Once some boys in my class decided to lock the ‘geometrical drawing’ master out by shutting all windows and the louver-door in a classroom immediately underneath the College clock. Earning a reputation as a bunch of notorious ‘incorrigibles’ who were being transferred from one room to another after every act of mischief, teachers were naturally thrown into perplexity not knowing where we were.
It happened to be the last period of the day and boys managed to hold up till the final ten minutes in complete darkness until a curious student slightly shifted louvers in a window to take a glimpse when the particular teacher was in the corridor, very next to the classroom and walking in a haze.

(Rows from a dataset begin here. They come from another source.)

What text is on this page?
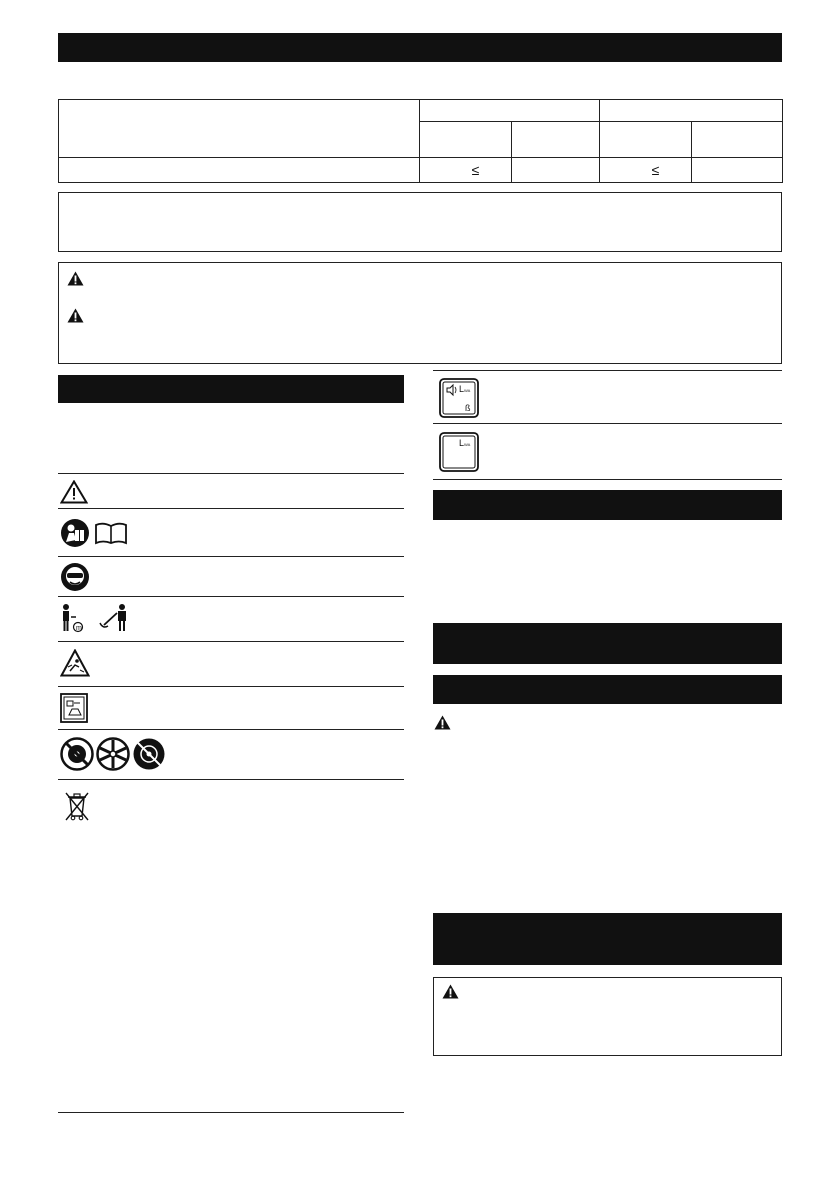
	≤		≤	
m
L WA
ß
L WA
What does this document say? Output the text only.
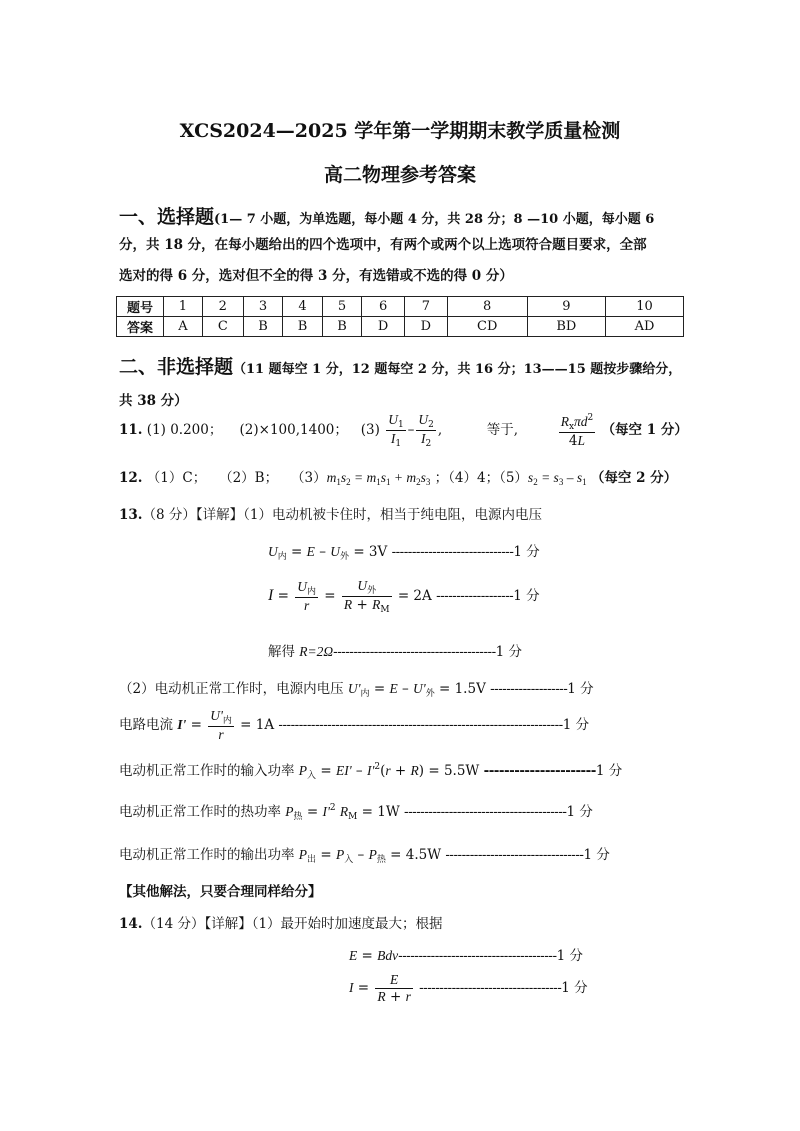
XCS2024—2025 学年第一学期期末教学质量检测
高二物理参考答案
一、选择题(1— 7 小题，为单选题，每小题 4 分，共 28 分；8 —10 小题，每小题 6
分，共 18 分，在每小题给出的四个选项中，有两个或两个以上选项符合题目要求，全部
选对的得 6 分，选对但不全的得 3 分，有选错或不选的得 0 分）
题号	1	2	3	4	5	6	7	8	9	10
答案	A	C	B	B	B	D	D	CD	BD	AD
二、非选择题（11 题每空 1 分，12 题每空 2 分，共 16 分；13——15 题按步骤给分，
共 38 分）
11. (1) 0.200； (2)×100,1400； $(3) \frac{U_1}{I_1} - \frac{U_2}{I_2}$ ,	等于,	$\frac{R_x\pi d^2}{4L}$ （每空 1 分）
12. （1）C； （2）B； $(3)m_1s_2 = m_1s_1 + m_2s_3$ ；（4）4；$(5)s_2 = s_3 - s_1$ （每空 2 分）
13.（8 分）【详解】（1）电动机被卡住时，相当于纯电阻，电源内电压
$U_内 = E - U_外 = 3V$ ------------------------------1 分
$I = \frac{U_内}{r} = \frac{U_外}{R + R_M} = 2A$ -------------------1 分
解得 R=2Ω----------------------------------------1 分
（2）电动机正常工作时，电源内电压 $U'_内 = E - U'_外 = 1.5V$ -------------------1 分
电路电流 $I' = \frac{U'_内}{r} = 1A$ ----------------------------------------------------------------------1 分
电动机正常工作时的输入功率 $P_入 = EI' - I'^2(r + R) = 5.5W$ ----------------------1 分
电动机正常工作时的热功率 $P_热 = I'^2$ $R_M = 1W$ ----------------------------------------1 分
电动机正常工作时的输出功率 $P_出 = P_入 - P_热 = 4.5W$ ----------------------------------1 分
【其他解法，只要合理同样给分】
14.（14 分）【详解】（1）最开始时加速度最大；根据
E = Bdv---------------------------------------1 分
$I = \frac{E}{R + r} -----------------------------------1$ 分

An excited voice within the classroom shouted “shut it…. shut it.. Men!” which gave a clue to the master where we were hiding. Within minutes a thundering voice was heard saying : “Open the bloody door” with a forceful kick which nearly flung the door open. Someone in the classroom announced: “Don’t open… don’t open,” but the enraged voice thundered even louder: “Never you mind, open the bloody d…..o …..o… r……..!” . Fuming Principal entered the classroom like a rocket with a long cane.
Sorrow amidst fun
Gnashing his teeth, the Principal wanted to know who was responsible for the loutish act. Dead silence of unity prevailed as usual and the final result being we all received three cane lashings on our buttocks.
In the midst of the hullaballoo the final bell to dismiss the college went off and we were detained for 45 minutes after school, for which poor teacher too had to hang around with us.
As much as fun and disorderly behaviour, we experienced the most tragic moment in our time when one of our beloved teachers committed suicide inside the laboratory by swallowing a concentrated concoction of acid. That morning the teacher walked up and down across the classroom in a pensive mood. At 2.45 pm there was pandemonium and everyone rushed towards the laboratory with the news of a suicidal incident.
Later we learnt that our master had befriended the lab technician in advance and diplomatically done his homework. On this particular afternoon, sending the lab technician out to buy some cigarettes, he swallowed a concoction of noxious acid.
It was a frightful scene to watch when a senior prefect (the late Ronnie Abeysinghe) carried the dying teacher on his arms like a child. Some antidote had been administered immediately inside the lab but his tongue had completely dissolved along with part of the clothes he was wearing. He was rushed immediately to Lunawa Hospital where he died, but such madness and sadness is ingrained in our memory as the worst experience at PWC.
It gives me the shivers, even today, when I evoke that horrible scene. The feeling that remains with me is that despite this misfortune, he was a great teacher even though he may have had his own reasons for doing what he did….something like taking his own life! I wish we were old enough for him to have been able to talk to us. Or we could have been there to help him out.